As the volume and complexity of data increase, using the cloud is no longer a question. But many other questions are emerging as enterprises look to optimize their cloud investments and build analytics infrastructures that respond with agility to volatile business, market, and customer demands.
One of the key decisions the enterprise has to make when evaluating cloud solutions is whether or not to separate cloud compute and storage. Organizations everywhere are looking for the most cost-effective and performant ways to manage massive amounts of data as it streams in from multiple sources and is leveraged by many applications. Without decoupling cloud compute from storage, the enterprise must scale both at the same time. Without knowing the value of the data streaming into storage or being analyzed by compute nodes, it can be difficult for the enterprise to know if increasing compute or storage capacity is worth the additional cost. And in cases where the enterprise is deploying in a hybrid environment, scaling both cloud and on-premises storage and compute can get complex quickly, costing the business valuable people-hours and resources.
By scaling cloud compute and storage independently, the enterprise can make a more focused, cost-effective strategic decision. However, separation brings its own challenges. Cloud compute and storage still need to work together, even if they’re independent. Disconnecting communication between data and object stores can result in unnecessary data movement and duplication and higher latency rates.
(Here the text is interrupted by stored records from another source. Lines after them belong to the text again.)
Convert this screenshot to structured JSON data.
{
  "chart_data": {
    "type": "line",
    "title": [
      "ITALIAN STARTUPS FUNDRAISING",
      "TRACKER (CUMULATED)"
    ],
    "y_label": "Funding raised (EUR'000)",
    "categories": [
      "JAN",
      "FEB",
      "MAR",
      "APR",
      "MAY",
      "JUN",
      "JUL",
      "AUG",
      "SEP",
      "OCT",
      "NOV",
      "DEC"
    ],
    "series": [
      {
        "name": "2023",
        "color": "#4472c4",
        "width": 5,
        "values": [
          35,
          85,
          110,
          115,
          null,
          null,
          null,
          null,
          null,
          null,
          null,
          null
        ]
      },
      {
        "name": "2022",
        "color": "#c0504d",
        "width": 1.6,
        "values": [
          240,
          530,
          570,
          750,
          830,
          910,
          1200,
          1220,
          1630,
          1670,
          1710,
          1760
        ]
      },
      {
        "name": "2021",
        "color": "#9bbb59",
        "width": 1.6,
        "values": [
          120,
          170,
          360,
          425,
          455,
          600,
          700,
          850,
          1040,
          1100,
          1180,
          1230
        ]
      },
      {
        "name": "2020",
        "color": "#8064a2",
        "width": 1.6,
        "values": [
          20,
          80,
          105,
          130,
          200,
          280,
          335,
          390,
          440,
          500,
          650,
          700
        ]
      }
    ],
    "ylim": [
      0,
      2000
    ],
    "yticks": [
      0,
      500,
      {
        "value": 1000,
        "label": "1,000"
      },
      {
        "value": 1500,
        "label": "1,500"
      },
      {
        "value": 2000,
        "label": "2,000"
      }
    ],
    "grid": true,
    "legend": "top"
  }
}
To understand more about the complexity of decoupling these functions and how to overcome those challenges, let’s first dive into the history of the dilemma itself.
A brief history of compute and storage
While the cloud has added new dimensions to the question about whether separating cloud compute from cloud storage is ideal for data management, this debate has actually existed for decades.
As software system developer Adam Storm explains, historically, compute and storage were tightly coupled in database systems, which were originally designed for transaction processing in industries like air travel and banking. Low latency mattered the most in such systems to ensure the persistence and integrity of transactional data. Keeping storage as close as possible to compute was an important part of keeping latency down, particularly considering the network speeds of the early days of computing.
In the decades that followed, organizations leveraged databases for more than just transaction processing. As business and governmental leaders realized the value of data to drive insights, the data warehouse emerged to store massive amounts of information across systems. The enterprise also began to execute frequent, complex analytical queries that uncovered insights, making low latency and costs for both storage and compute crucial priorities.
Considering that today’s network and storage bandwidth is rising faster than memory bandwidth, more enterprises are recognizing the challenges of scaling storage and compute together when these functions have such unique, contextual requirements.
Striking the ideal balance
In order to keep up with the dynamic and always-evolving demands of both data and users, companies need an architecture that separates compute from storage while still allowing for seamless communication and compatibility. To do this effectively, your platform should have a high-speed fabric that connects engines, data stores, and object stores. This creates a unifying layer that allows data and compute nodes to work together but also independently.
Together, data and compute can operate as one system, minimizing data movement and duplication and making it easier to collaborate and share data across the enterprise. At the same time, keeping these functions independent provides the foundation for exponential growth in data and allows for dynamic scaling. Scaling a data cluster with storage separated from compute takes a small number of seconds compared with the hours or days it can take with systems where these functions are tightly coupled.
The business impact of separation
There are often times when the enterprise needs to grow compute capabilities while keeping storage relatively constant, such as during high-traffic periods like Black Friday or at the end of the quarter. Scaling these functions independently frees the enterprise to pay only for the what it uses, as it uses it.
According to Micro Focus’s Senior Director of Vertical Product Marketing Jeff Healey, a retailer would save approximately 66 percent in compute costs by separating compute from storage instead of provisioning for year-round peak workloads.
Imagine the cost savings for the enterprise that runs short-term projects that they can “hibernate” by shutting down compute nodes during periods when they’re not needed. For example, a medical equipment manufacturer can do this before going to market with a new device. By running a small trial among key customer accounts, the manufacturer can ensure maximum reliability when the equipment is launched widely.
Or think of the telecommunications company responding to a snowstorm impacting hundreds of thousands of their customers. With their storage and compute scaled separately, the company can quickly increase their compute nodes and thus their analytical capacity. They can then quickly and precisely diagnose service issues, anticipate customers who may encounter outages and contact support representatives, and analyze the storm’s impact on customer churn.
For any enterprise today, agility remains a key step on the road to digital transformation. Whether deploying in a hybrid or public cloud environment, separating cloud storage from cloud compute gives organizations the flexibility to accommodate both consistent data requirements and meet variable or unforeseen needs.